Elevators and spiral staircases provide access to each floor. Directly below the colored walkway on the 10th floor. There is an atrium to the 9th floor, and a spiral staircase leads from the 0th floor to the 9th floor. It is a space I have never seen before, and it is refreshing.

The exhibition room is next to the atrium. The space on each floor was not extremely large, but it did not feel cramped either. I particularly impressed the high quality of the contemporary art pieces on the 6th floor. A video of a cowboy making strange movements. A piece of Las Vegas billboard work, display of placards held by homeless people, a video about the US-Mexico border wall, and finally a giant male figure.

The giant male figure is the size of a 4m square box, and seems to be inspired by the Aboriginal people of Australia. The artist is an Australian named “Ron Mueck”. Similar figurine works by this person are also on display at the “Towada Art Center” in Japan. It is giant figure of a middle-aged woman, and title is “Standing Woman”. Both are impressive.

The most amazing part was the installation area on the 0th floor. The rooms are separate and one work in each room. The exhibit is permanent. When I visited there were eight works. In other words, there were eight separate rooms.

It comes down to personal preference, but Mariko Mori’s “Tom Na H-iu” and James Turrell’s light works are impressive. Mariko Mori’s Tom Na H-iu original work locates at a pond in Teshima, in the Seto Inland Sea in Japan. If you impressed on this work, you should definitely visit the original in Teshima in Japan.

In addition, the “Storm House” was a work recreated the scene of a storm occurring in the space of a Japanese house. Like Mariko Mori mentioned above, this work also locates on Teshima Island in the Seto Inland Sea. This museum may have something to do with Benesse Art Site Naoshima, which manages these two works.

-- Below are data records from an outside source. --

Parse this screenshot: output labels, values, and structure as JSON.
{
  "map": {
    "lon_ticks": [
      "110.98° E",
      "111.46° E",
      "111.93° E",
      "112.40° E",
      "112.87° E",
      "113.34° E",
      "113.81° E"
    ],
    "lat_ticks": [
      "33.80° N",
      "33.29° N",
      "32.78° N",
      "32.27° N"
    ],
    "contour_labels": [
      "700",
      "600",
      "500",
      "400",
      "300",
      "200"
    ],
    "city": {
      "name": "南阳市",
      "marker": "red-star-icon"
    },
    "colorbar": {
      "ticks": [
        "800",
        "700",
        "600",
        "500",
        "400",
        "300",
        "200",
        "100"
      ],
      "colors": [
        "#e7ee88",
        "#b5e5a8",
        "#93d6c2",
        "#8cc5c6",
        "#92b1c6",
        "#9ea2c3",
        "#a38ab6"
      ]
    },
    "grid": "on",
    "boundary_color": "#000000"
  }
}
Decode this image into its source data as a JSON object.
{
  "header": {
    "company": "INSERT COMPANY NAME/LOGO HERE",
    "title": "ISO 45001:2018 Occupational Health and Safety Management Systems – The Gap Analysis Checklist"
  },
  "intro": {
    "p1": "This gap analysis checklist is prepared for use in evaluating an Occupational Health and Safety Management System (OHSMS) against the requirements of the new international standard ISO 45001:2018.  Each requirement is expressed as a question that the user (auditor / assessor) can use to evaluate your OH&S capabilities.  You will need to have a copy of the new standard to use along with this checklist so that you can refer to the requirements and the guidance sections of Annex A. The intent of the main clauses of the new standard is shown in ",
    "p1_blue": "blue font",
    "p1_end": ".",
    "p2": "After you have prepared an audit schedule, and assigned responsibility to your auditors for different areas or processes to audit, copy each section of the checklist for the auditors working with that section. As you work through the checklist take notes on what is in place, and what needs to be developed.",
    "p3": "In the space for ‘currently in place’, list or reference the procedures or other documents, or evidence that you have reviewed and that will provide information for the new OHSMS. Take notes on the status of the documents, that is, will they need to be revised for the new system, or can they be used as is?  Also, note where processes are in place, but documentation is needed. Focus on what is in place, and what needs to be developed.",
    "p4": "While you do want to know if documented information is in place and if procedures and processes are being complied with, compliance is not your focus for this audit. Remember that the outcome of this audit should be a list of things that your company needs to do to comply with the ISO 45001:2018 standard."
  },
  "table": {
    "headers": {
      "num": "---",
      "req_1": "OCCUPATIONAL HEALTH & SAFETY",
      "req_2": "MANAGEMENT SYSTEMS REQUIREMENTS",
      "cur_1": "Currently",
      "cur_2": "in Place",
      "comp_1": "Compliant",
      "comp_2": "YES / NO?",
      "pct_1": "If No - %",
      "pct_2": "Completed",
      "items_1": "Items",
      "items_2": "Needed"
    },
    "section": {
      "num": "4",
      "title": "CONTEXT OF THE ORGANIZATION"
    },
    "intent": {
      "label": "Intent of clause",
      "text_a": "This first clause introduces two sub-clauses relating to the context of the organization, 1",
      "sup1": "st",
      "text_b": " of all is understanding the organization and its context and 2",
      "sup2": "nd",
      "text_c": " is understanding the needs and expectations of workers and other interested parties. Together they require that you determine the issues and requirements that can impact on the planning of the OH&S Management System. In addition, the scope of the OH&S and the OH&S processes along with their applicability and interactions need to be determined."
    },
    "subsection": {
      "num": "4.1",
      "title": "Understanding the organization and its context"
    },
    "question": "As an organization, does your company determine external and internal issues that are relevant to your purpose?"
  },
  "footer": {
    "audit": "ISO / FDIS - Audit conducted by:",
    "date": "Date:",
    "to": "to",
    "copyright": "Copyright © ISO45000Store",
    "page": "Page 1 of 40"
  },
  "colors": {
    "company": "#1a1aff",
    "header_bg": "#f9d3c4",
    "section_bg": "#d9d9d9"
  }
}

Personally, I feel that the format of arranging a small independent room and displaying only one work has the effect of stimulating the senses of the viewer. I felt that it is worth visiting this museum to see this installation area.

Lastly, I would like to write about the restroom. The museum’s largest restroom, located on the fourth floor where the reception, restaurant, and shop locate, is unisex. There were no urinals for men, all rooms were private, and there were no separate spaces for men and women. I have seen this format in several places in Denmark and Sweden, and it may be a sign of the high awareness of gender equality (gender-free).

Although it is inconvenient to access, it is a wonderful museum that is worth to take time to have a surprise. Please visit.

Visited in 2024.

Basic Information

​■ Name : ARoS Asrhus Art Museum
■ Address : Aros Allé 2, 8000 Aarhus, Denmark
​■ Homepage:
■ Others

  • Aarhus is 3 hours by train from Copenhagen. Day trip from Copenhagen is possible. The museum is large, so it is better to have a plan on spending at least three hours, including lunch at the cafe/restaurant. It takes about 10 minutes to walk from Aarhus station to the museum. However, in winter, the road may be snowy, and the road in front of the museum is uphill, so you need to allow plenty of time.
  • Trains to and from Copenhagen do not run according to schedule, so you need to take this into account (in the author’s case, arrived 15 minutes late on the way, and the train booked on the return was canceled, the rescheduled train arrived in Copenhagen 40 minutes late).
  • The train was packed both on the way and back. Advance ticket purchase and seat reservations are strongly recommended.